Mr Locke, 35, said: "Where birds defecate on land the risk of disease becomes higher for humans and young children playing on the grass are particularly vulnerable.

"Bread and seeds left by the birds are also very attractive to rats and, as they prey on nesting bird eggs, this spells disaster for breeding water birds.

"Rats also increase the risk of dangerous diseases.

"At its current level, at the weekends, I would estimate almost an entire loaf of bread is deposited around the banks of the pond which is likely to cause yet another upsurge in the rat population.

"This will also significantly pollute the pond and, ironically, reduce the source of natural food for the ducks."

Mr Locke, who has lived in his house for four years, said he had not intended to spark a ban on feeding the ducks but had wanted to ensure people did so in moderation.

He added: "I forwarded information on the danger of bread feeding to the council and they decided to act.

"However I wasn't asking for a ban and wouldn't have chosen the wording on the sign."

Grandmother Helen Davis, 62, of Oakley, says the ban is a shame because she enjoys taking her grandchildren - Cameron, eight, and five-year-old Connor - to the pond in the summer.

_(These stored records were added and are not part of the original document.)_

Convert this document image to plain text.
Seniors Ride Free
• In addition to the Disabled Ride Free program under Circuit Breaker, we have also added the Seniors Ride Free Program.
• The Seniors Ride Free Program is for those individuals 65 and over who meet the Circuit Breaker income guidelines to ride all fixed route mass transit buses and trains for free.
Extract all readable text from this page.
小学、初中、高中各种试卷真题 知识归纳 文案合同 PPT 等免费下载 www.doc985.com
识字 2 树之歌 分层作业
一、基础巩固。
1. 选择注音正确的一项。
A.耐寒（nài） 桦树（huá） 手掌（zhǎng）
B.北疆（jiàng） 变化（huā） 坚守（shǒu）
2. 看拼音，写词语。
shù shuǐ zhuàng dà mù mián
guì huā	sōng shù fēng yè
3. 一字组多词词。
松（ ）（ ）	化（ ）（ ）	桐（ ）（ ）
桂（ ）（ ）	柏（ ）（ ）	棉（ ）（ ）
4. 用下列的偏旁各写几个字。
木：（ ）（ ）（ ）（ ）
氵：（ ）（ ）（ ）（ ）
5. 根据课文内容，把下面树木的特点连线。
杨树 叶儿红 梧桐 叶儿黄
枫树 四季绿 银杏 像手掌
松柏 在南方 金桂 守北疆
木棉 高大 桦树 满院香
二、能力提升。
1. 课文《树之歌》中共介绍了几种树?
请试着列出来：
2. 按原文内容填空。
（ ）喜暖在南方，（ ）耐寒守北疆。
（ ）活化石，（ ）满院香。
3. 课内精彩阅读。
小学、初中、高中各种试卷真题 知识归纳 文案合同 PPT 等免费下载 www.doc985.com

She said: "I have taken Cameron and Connor to the pond for about four years to feed the ducks and it's so sad I can no longer do that.

"It is something we have all grown up with and children just love to see the ducks waddling around and pecking at the bread.

"It teaches them about wildlife and encourages them to appreciate the nature around them.

"I have only ever seen people throwing the odd slice of bread, not whole loaves."

The duck pond, which is also home to moorhens, is in the centre of the village which was recorded in the Domesday Book.

Oakley and Deane Parish Council was formed in 1894.

Three generations of the same family today came to the pond to feed the ducks and described the ban as "ridiculous".

Teacher Wendy Pott, a 53-year-old mother of four who has lived in the village for 24 years, said: "It is ridiculous and a clear case of bureaucracy gone mad.

"The people coming up with this nonsense should find something better to do with their lives and put their energy into charity work or something.

"I have been coming to this pond for years with my boys and have never had a problem.

"It's simple - if the ducks didn't want to eat the bread then they wouldn't."

Her mother in law Ellen Pott, a 75-year-old grandmother of nine, said: "They will be telling us we cannot feed the birds in our own back garden next.

"Why should this pond be any different to other ponds across the country?"

Wendy's niece Laura Pott, 14, said: "I'm a vegetarian and therefore very concerned about the ducks' welfare but it seems like a crazy idea - the ducks look fine to me."